In that meeting, the Herald claims, Zapatero said Maduro “offered the opposition, in secret negotiations, a 45-day delay of Sunday’s election for a Constitutional Assembly and a proposal to hold presidential elections by the end of next year.” Maduro demanded in exchange “a ‘cooling down’ of the street protests against the government” and support against further sanctions from the United States.

The Herald adds that a D.C. source claims “Maduro is asking the opposition to help him lobby the U.S. government to abstain from slapping new sanctions on the Venezuelan government.”

Venezuelans have taken to the streets every day since late March—111 days and counting—to protest Maduro. The Venezuelan website Runrunes reports that 116 people have died in protests, most the victims of brutal repressive tactics by Maduro’s National Guard.

Maduro also reportedly requested the opposition stop appointing a series of new judges to the Supreme Court, which the National Assembly claims it has the right to based on an election this month in which 98 percent of Venezuelans voting rejected Maduro’s plan for a new constitution.

The July 30 vote to appoint a “National Constituents’ Assembly” would create a parallel legislature made up entirely of socialist Maduro supporters, who would replace the National Assembly and draft a new constitution to keep Maduro in power.

All signs suggest that the opposition has rejected Maduro’s deal. Following the meeting between Zapatero and López, Guevara tweeted that López had reiterated the need to respect the opposition-held vote against the new constitution and the call for presidential elections. “Hopefully someone in the regime has enough sense to suspend the ANC [National Constituents’ Assembly], but we cannot let down our guard: the streets are our strength!”

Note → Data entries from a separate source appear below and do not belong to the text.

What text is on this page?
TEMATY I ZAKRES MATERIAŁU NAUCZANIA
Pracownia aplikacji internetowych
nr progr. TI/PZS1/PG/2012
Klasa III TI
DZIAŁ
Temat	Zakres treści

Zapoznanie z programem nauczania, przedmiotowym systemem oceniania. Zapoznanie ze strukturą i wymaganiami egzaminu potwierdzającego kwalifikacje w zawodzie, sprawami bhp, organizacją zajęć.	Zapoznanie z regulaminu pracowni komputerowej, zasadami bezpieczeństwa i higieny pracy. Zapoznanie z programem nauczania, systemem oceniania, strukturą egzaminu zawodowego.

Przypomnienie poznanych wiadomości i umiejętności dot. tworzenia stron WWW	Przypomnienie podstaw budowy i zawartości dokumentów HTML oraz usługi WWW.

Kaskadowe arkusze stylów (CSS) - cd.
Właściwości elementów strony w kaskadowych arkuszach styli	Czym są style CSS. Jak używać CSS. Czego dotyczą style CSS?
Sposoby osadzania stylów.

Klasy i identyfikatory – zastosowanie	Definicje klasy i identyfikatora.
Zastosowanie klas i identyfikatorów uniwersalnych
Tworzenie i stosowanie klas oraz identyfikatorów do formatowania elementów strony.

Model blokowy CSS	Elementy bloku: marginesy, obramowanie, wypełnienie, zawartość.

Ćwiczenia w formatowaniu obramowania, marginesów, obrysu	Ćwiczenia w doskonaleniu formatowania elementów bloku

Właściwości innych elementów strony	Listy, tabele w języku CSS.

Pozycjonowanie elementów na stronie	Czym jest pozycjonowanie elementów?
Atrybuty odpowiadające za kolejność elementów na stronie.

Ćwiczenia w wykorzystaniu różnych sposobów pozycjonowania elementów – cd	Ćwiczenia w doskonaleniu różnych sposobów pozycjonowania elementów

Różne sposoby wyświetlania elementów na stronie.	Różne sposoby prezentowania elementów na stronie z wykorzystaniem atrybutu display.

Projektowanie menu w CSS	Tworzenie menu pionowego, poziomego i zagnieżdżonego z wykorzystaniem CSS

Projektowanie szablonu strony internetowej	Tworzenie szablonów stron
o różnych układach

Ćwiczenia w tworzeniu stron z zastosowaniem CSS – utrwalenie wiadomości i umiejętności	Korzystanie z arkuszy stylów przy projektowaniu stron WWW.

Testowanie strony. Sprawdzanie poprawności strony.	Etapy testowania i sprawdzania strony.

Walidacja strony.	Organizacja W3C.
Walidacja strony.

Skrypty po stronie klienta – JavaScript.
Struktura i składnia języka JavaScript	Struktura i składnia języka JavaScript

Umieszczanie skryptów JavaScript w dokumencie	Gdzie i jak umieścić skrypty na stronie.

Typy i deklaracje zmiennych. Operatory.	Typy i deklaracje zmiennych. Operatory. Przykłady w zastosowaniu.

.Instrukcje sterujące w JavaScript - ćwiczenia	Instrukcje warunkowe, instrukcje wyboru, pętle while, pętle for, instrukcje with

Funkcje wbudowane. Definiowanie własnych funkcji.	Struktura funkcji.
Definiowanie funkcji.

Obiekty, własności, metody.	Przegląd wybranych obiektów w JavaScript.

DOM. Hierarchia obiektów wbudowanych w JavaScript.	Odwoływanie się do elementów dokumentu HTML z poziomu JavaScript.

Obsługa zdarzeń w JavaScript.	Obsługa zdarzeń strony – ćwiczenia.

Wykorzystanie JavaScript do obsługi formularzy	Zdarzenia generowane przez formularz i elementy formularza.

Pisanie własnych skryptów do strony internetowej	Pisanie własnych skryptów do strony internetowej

Leopoldo López later released a video Tuesday calling on Venezuelans to persist protesting in the streets “until we achieve democracy and peace,” reminding listeners that he had suffered “cruel treatment and humiliation” in prison and that their protests were “historic for Venezuela and the world.”

Other opposition leaders rejected Zapatero’s continued presence in Venezuela entirely, noting his total failure at brokering a peace deal throughout 2016. “The only negotiation that we will accept is Maduro’s exit from power as soon as possible,” María Corina Machado, the leader of the Vente Venezuela opposition party, told the newspaper El Nacional. “[Zapatero] came with a last-minute salvation plan of intensive care [for the regime], and he is wrong if he thinks he will stop our struggle in exchange for stopping the ANC.”

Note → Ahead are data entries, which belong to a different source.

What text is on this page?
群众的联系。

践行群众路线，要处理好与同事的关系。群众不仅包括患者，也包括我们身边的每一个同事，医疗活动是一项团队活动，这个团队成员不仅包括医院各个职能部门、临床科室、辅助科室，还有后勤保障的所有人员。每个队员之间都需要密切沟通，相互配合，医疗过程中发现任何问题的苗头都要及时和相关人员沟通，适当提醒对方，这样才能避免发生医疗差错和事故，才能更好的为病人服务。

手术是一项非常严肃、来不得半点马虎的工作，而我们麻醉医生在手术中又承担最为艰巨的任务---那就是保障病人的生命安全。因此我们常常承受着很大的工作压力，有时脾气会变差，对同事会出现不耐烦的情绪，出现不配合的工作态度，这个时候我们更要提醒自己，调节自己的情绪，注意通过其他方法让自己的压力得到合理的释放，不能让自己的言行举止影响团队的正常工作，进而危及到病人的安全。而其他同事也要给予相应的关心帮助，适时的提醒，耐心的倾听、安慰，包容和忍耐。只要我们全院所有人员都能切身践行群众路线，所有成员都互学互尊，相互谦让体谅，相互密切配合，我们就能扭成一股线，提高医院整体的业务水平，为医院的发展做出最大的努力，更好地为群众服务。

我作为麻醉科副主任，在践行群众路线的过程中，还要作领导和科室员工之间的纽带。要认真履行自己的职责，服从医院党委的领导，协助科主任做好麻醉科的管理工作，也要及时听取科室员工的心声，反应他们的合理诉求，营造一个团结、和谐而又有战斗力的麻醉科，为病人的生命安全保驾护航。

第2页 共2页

The MUD, meanwhile, has since appointed more Supreme Court judges and justices to replace the socialists in office, citing the July vote against the government as a public mandate to do so. MUD leaders have organized a 48-hour general strike beginning Wednesday to paralyze Caracas.

On his weekly program Sundays with Maduro, the president vowed this week to not cancel the constituents’ assembly vote. “You will not defeat me, you have not defeated me, and you will never defeat me,” Maduro shouted, calling the opposition “damaged adolescents full of fascism and unbridled ambitions and hate.”

In a statement Wednesday, the Venezuelan government accused the United States of “systematic aggressions against Venezuela” including support for the opposition and “illegal, coercive unilateral measures” including sanctions against high-ranking officials.